Chalk it up to the Cara Delevingne effect, but brow-enhancing products have been a constantly trending topic ever since the model's full set prompted all of us to step away from the tweezers, with a new formula hitting store shelves almost every week. Though we've always been familiar with pencils, gels, and powders, the rise of new innovations like pomades and liquid brow liners can make navigating the eye makeup section to find your perfect match can be slightly more challenging.
We put together a comprehensive guide on the most-popular brow formulas, tips on how to use each, and how to tell if the product is right for you. Keep reading to get all the details, and to find out exactly what to stock in your brow kit!
Must-Haves for Every Brow Kit
Regardless of the formula you prefer, there are a handful of universal products no good brow arsenal should be without. Of course, a handy spoolie brush like Dior's ($26; dior.com) and a sturdy pair of Tweezerman Tweezers ($16; sephora.com) are key in keeping your natural set groomed, as is a brow gel like NARS' ($23; narscosmetics.com). A clear version is always a safe bet, though tinted options add extra dimension, and if you feel that yours are a little too dark after filling them in, you can top your arches off in a gel one shade lighter to balance the effect.
Use a matte illuminator just under the arch to highlight your handiwork---we love Benefit's High Brow ($20; benefitcosmetics.com)---and just in case you accidentally color outside the lines, a concealer like Sephora's ($17; sephora.com) can easily fix the error.
Brow pencils were a standard product long before the term "on fleek" was ever added to our vocabulary, and are often the first product picked up on a journey to perfect arches, but not all are created equally. Look for a formula that is blendable and easy to apply, but not overly-soft---a too-dry pencil can tug and pull out your natural brow hairs, while a formula that goes too hard on the wax could shift or fade after being worn all day.
We love Bobbi Brown's classic version ($24; bobbibrown.com), and Anastasia's Brow Wiz ($21; sephora.com), which is ultra-skinny to create a precise finish. Pencils with a slanted tip like Burberry's Effortless Brow Definer ($33; nordstrom.com) can also aid with placing the perfect angle. If you prefer an HD effect, liquid versions like the Eyeko Brow Liner ($19; eyeko.com) come equipped with tapered felt-tip applicators and allow you to stencil in individual hairs. Unlike the inky black eyeliners we use to trace our lashes, the finished result of a liquid brow liner is a soft tint rather than an obvious strike.
Powder formulas like Urban Decay's Brow Box ($29; sephora.com), the duos from Zoey Van Jones ($22; zoeyvanjones.com) and Brett Freedman ($18; brettfreedman.com), as well as Cle de Peau's Brow and Eyeliner Compact ($70; barneys.com) impart a softer, more-natural appearance if you happen to press a little too hard with a pencil. Use an angled brush to apply the product, with the lighter shade placed on the beginning area of your brow for a seamless fade.

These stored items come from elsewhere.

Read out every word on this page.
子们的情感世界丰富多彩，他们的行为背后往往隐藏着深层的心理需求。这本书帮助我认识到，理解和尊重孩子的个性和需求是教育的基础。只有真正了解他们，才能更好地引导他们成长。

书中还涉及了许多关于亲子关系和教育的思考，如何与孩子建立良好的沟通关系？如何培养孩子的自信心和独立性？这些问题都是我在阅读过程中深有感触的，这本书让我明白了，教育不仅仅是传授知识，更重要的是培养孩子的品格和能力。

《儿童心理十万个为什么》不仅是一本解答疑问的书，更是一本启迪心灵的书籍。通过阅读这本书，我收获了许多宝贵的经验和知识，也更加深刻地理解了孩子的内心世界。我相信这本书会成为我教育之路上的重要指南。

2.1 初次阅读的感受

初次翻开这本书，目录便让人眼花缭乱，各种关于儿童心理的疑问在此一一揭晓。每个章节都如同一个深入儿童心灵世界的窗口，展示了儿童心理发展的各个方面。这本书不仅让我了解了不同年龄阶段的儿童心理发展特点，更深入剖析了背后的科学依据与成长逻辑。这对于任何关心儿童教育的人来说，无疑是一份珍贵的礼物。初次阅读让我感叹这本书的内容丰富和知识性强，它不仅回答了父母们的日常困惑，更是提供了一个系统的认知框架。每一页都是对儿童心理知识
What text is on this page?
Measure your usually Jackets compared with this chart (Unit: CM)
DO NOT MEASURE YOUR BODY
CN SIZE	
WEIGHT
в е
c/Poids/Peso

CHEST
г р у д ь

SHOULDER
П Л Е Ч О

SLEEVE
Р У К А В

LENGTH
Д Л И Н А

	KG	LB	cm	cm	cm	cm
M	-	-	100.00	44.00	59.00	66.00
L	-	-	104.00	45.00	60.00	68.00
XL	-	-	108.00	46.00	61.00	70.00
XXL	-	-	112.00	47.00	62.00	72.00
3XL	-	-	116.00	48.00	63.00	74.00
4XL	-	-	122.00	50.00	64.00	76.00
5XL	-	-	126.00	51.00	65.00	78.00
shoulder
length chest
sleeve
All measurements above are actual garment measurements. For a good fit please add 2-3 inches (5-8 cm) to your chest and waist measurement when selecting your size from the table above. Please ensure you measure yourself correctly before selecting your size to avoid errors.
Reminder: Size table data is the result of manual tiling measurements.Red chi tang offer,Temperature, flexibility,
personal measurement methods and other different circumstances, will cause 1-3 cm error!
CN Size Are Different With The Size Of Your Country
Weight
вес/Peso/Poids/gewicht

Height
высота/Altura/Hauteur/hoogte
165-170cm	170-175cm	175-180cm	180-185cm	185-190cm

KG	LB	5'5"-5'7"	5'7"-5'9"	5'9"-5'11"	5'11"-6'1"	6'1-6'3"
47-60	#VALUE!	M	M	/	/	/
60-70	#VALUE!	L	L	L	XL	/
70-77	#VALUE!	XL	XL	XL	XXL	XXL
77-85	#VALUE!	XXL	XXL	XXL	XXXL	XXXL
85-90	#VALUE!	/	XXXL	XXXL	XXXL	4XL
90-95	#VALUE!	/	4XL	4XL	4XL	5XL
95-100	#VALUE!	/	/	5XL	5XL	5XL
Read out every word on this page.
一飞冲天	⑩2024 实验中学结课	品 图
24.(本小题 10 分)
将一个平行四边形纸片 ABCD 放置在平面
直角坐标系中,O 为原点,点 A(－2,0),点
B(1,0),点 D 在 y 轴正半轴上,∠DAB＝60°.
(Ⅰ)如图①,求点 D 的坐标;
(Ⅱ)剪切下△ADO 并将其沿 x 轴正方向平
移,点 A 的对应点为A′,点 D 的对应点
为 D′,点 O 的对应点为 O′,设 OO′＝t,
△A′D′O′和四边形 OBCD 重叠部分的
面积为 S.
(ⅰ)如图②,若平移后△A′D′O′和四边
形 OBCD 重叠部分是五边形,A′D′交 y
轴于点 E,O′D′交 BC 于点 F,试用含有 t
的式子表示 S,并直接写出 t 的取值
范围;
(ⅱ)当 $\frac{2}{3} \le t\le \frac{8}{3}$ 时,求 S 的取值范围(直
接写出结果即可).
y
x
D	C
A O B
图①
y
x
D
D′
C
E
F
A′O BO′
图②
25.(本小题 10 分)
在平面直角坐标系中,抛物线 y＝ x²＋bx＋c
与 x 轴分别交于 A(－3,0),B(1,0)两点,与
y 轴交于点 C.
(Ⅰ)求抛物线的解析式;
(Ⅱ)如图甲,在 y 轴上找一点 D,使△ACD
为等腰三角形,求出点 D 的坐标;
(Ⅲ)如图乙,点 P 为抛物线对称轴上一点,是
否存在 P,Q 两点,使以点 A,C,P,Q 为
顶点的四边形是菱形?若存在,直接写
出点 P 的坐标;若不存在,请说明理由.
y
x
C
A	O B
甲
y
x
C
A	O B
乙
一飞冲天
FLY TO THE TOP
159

Or, for an express method, stick a spoolie brush into the darker shadow pan, then comb the product through your hairs to distribute.
If your skin is on the dry side, brow powders may have trouble sticking to your arch, depending on the hue. Apply a light swipe of eye cream just underneath your brow bone to give the product a base to stick to, or extend your shadow primer's power by blending it all the way up.
Because cream-based formulas like Anastasia's Dipbrow ($18; sephora.com), Laura Mercier's Brow Definer ($20; lauramercier.com), and EcoBrow's Defining Wax ($26 each; ecobrow.com) have a more concentrated color payoff, working with pomades can be a little tricky, so we recommend using them once you've mastered the pencil and powder techniques.
After brushing through your brows, use an angled brush to pick up the color, and apply it to any sparse areas. Just a little goes a long way, so make sure to wipe off any excess product before the brush makes contact with your skin, and start out with a light hand, otherwise you may end up rocking the dreaded Sharpie-eque finish. Try to keep most of the color concentrated around your arch and tail area, with a minimal amount on the front portion. To avoid a blocked-in look on the beginning part of your brow, we recommend doing one light swipe along the bottom area, and blending it upward with a spoolie brush to diffuse the color.